The Thunder had no answer for James. He was unguardable in the low post. The Thunder had trouble stopping James when he drove to the basket. His passing skills left the Thunder scrambling to defend an open shooter. And true to Spoelstra's words, James defended every position on the court - center, power forward, small forward, shooting guard and point guard.

"When you get to know LeBron, you don't understand why he was such a lightning rod for the criticism, and all of just the incessant critiques about a player who embodies all the qualities you want of a champion," Spoelstra said.

But James in last year's Finals against the Dallas Mavericks and James this year against the Thunder wasn't the same player. He replaced apprehension and uncertainty with confidence and assertiveness.

"The best thing that happened to me last year was us losing the Finals. And me playing the way I played, it was the best thing to ever happen to me in my career because basically, I got back to the basics," James said. "It humbled me. I knew what it was going to have to take, and I was going to have to change as a basketball player and I was going to have to change as a person to get what I wanted."\

Wade, James' good friend, got a glimpse of what was to come at a team meeting at the start of the season.

"For the first time I heard LeBron James open up, and he kind of let us in on what it's like to be LeBron James," Wade said. "None of us really know.

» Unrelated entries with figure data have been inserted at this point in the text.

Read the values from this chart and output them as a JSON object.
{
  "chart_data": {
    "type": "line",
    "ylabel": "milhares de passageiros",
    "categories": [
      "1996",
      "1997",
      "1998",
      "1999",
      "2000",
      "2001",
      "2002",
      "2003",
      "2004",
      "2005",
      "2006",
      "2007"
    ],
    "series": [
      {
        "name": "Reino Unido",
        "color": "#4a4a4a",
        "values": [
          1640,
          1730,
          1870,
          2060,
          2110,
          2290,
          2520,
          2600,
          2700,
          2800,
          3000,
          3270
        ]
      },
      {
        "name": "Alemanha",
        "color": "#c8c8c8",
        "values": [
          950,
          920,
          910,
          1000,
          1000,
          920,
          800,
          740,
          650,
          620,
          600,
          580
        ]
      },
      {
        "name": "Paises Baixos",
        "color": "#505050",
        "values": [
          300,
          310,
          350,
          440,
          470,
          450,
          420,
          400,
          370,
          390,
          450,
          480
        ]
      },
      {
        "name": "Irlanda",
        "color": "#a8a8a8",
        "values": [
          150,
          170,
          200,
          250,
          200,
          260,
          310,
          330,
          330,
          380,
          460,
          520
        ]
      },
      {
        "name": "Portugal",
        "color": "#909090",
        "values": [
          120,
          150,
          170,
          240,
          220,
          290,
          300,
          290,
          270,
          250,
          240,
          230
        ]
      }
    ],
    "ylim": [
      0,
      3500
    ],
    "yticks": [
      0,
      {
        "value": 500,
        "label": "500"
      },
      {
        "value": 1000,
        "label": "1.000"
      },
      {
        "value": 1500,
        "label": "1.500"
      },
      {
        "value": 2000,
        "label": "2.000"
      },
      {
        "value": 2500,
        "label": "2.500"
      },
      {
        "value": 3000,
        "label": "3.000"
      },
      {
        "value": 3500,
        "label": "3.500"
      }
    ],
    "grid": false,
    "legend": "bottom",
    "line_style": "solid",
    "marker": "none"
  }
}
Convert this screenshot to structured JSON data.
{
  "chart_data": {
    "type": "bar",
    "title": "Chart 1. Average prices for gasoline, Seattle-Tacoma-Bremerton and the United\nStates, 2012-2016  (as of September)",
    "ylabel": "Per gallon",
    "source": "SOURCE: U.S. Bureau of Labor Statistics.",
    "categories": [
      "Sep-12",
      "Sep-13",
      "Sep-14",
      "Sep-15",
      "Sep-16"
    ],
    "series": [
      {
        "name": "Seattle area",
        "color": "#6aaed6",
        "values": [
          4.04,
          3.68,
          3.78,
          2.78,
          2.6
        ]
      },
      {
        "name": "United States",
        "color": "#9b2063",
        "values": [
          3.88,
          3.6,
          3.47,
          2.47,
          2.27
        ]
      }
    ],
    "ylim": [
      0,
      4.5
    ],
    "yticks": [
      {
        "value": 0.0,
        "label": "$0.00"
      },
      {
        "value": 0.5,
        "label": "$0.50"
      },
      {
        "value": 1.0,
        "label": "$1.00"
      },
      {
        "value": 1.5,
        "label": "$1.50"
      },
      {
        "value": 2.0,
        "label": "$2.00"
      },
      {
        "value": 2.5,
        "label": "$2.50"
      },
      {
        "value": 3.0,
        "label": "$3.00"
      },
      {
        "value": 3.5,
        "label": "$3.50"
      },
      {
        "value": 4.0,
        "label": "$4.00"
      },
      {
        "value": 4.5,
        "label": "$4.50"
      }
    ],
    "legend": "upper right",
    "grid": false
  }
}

I said, as one of his close friends, I said, 'Wow, I don't deal with that, and I deal with a lot.'

"So to be here, man, and see him get his first championship, I'm so happy for him. I don't know if I could be happy for another guy, another man to succeed in life as I am for him."
Rarely has James been so introspective. As the regular season opened, he began revealing bits of himself that he didn't like about last season. Tiny mea culpas here and there. Maybe leaving the Cleveland Cavaliers the way he did wasn't the best idea.

He embraced the villain's role last season, a mistake he later admitted. He acknowledged he didn't play well in last year's Finals and let his teammates down.

He didn't let anyone down on or off the court this season.
"Everything that went along with me being a high school prodigy when I was 16 and on the cover of Sports Illustrated, to being drafted and having to be the face of a franchise, everything that came with it, I had to deal with and I had to learn through it," James said. "No one had went through that journey, so I had to learn on my own. All the ups and downs, everything that came along with it, I had to basically figure it out on my own."
In the face of hypercriticism - some of it fair, some not - James delivered when so many questioned if he ever would. Or could.

"He's gotten so much crap and he doesn't deserve it," Arison said. "Man I hope, I hope that people realize that he's a special, special talent that people should enjoy. I don't care where they live in the country, in the world, they should enjoy his special talents because he is a special player."

James left his postgame news conference shortly after 1 a.m. ET - he and Spoelstra hugged again, James on his way off the podium, the coach on his way up.

Next stop for James, he said, would be the shower.

He had the championship trophy in one arm, the Finals MVP award in the other.